Of course, this cumulative performance review is a rarity. What is more likely is that the manager hustles around the last few weeks of the performance review period to try to remember what happened over the course of the last year. They might look back at notes they’ve taken or emails they’ve sent, but it is all pretty hopeless.
They’ll try to remember a couple of good things, a couple of bad things and then make the rest up. And it is easy to blame the manager, but especially in this day and age, it could be as likely that 20 plus direct reports plus 50-60 hours a week with no breaks could be the real culprit.
This has happened in good and bad workplace cultures, in big companies and little companies. There doesn’t have to be anything devious about it like is is often assumed. Sometimes, the perfect performance review is just perfectly out of reach.
Technology to the rescue?
Like many problems in the HR space, vendors try to ride in on their white horse to save the day. And seeing some of these products, I know that many of them could and would help. Dick Grote, our guest yesterday on TLNT Radio, made an excellent point about technology systems that simultaneously make it easier and more difficult to deal with the performance appraisal issue.
It’s good if you’re staying up to date on documentation and are good at that aspect of management, but it doesn’t help you much if you don’t (and, it can actually complicate things). Managers attempt to log hundreds of entries in the last few weeks of the performance review process to get their documentation up to snuff and it creates another layer in delivering an effective performance review.

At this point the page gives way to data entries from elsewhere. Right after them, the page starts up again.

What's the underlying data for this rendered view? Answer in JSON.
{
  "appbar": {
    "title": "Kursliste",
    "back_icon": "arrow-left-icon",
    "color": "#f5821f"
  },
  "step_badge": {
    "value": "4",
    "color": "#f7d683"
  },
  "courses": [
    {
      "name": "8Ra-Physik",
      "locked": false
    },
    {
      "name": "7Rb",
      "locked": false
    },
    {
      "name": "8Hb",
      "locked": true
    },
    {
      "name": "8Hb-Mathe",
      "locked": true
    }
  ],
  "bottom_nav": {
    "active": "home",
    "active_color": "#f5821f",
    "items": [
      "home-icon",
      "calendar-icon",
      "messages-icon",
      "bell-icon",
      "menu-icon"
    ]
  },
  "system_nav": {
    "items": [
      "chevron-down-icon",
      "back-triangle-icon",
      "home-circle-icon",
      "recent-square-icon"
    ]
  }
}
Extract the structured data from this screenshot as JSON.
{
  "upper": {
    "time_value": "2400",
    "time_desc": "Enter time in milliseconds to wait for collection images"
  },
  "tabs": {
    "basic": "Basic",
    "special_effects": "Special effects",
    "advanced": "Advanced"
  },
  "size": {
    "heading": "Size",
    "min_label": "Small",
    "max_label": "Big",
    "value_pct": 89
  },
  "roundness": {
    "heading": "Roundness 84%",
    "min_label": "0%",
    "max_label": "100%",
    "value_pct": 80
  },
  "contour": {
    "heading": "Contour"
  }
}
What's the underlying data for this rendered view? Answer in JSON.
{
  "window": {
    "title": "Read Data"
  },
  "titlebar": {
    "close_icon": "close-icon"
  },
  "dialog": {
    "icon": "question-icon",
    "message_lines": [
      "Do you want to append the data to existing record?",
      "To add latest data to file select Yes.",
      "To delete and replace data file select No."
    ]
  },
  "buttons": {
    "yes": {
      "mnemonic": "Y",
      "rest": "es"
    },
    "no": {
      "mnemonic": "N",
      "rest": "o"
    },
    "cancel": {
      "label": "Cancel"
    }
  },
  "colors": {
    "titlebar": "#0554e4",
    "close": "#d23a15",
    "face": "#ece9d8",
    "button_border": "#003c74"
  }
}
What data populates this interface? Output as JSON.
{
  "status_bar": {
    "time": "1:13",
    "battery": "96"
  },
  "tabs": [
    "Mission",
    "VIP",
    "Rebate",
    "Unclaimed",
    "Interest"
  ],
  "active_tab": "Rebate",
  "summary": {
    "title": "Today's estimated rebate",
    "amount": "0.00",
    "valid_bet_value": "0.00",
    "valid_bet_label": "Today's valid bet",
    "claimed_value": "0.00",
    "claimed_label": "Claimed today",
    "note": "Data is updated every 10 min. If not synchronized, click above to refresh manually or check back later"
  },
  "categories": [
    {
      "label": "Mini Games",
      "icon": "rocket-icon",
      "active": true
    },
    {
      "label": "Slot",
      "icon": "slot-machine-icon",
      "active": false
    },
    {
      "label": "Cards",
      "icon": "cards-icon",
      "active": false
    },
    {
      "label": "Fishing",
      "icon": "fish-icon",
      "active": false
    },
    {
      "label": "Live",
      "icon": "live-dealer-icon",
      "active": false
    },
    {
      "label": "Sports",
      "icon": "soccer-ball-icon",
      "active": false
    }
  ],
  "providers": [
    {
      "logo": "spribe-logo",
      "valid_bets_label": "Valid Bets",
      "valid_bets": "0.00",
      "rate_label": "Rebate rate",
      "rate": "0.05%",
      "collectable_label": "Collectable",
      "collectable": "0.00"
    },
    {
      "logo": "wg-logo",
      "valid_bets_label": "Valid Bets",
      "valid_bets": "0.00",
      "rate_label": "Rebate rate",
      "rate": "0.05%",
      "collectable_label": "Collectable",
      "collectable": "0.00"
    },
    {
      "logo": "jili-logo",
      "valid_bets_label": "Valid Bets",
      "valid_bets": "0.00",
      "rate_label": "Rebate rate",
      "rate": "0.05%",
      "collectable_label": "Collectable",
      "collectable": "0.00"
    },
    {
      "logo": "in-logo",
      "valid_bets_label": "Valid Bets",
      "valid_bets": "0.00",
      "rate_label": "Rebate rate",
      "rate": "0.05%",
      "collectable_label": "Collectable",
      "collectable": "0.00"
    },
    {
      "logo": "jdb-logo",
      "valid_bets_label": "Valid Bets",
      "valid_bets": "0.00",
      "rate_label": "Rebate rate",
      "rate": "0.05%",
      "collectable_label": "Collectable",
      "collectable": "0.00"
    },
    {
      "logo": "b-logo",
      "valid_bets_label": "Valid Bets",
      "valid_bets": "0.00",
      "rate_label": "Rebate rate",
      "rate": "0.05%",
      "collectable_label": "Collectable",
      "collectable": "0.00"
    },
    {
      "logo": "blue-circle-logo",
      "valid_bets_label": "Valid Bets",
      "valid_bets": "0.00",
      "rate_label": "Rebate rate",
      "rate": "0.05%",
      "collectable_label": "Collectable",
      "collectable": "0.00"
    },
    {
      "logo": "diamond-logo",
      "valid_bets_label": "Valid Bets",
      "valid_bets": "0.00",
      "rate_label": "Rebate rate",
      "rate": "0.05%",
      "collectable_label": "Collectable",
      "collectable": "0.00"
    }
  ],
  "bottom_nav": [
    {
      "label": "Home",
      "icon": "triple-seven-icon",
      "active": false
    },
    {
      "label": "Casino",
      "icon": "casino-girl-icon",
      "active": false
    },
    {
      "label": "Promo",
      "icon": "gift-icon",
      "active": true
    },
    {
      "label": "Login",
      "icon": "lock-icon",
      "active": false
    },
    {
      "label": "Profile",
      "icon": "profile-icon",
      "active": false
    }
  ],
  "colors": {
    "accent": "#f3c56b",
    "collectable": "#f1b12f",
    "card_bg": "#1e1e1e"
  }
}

Doing annual reviews right
So if you, like so many people, can’t do the perfect performance review and can only do the old fashioned “sit down across from me and let’s go over your performance” style of performance review, here are some ways to make it work as best as possible:
- Don’t hold back action and feedback for reviews. If someone needs feedback, they need it as soon as possible. If there is someone who needs a promotion, pay raise or corrective action, sooner is better than later.
- Encourage managers to take notes in the way they prefer. If that’s a notebook, Word document or email, that’s fine as long as the information is captured somewhere. I had a manager who was calendar driven and used that to keep notes.
- Set rolling deadlines. Set a deadline to have 50 percent of the reviews done by a certain date and the rest by a later date. A procrastinating manager might not like it at the time, but they will thank you for spreading their workload out.
- Prepare your side of the performance appraisal table. If you have paper forms that need to be completed, or online submissions that need to be readied, make sure those are done completely before the requests start flowing.
- Get the backing of management to take baby steps in the right direction. Annual performance reviews done right can get the job done and are better than nothing, but that doesn’t mean they are are satisfying your company’s needs. Get top level commitment to start working in that direction.
It is easy to say that if you’re not going to do a great performance review, don’t do one at all. But for those who have worked in an environment that couldn’t produce a great performance review, we know that good, or even okay, is better than nothing.
And while that shouldn’t be your end goal, you should at least get a handle on a yearly process before you attempt to jam through the perfect performance review.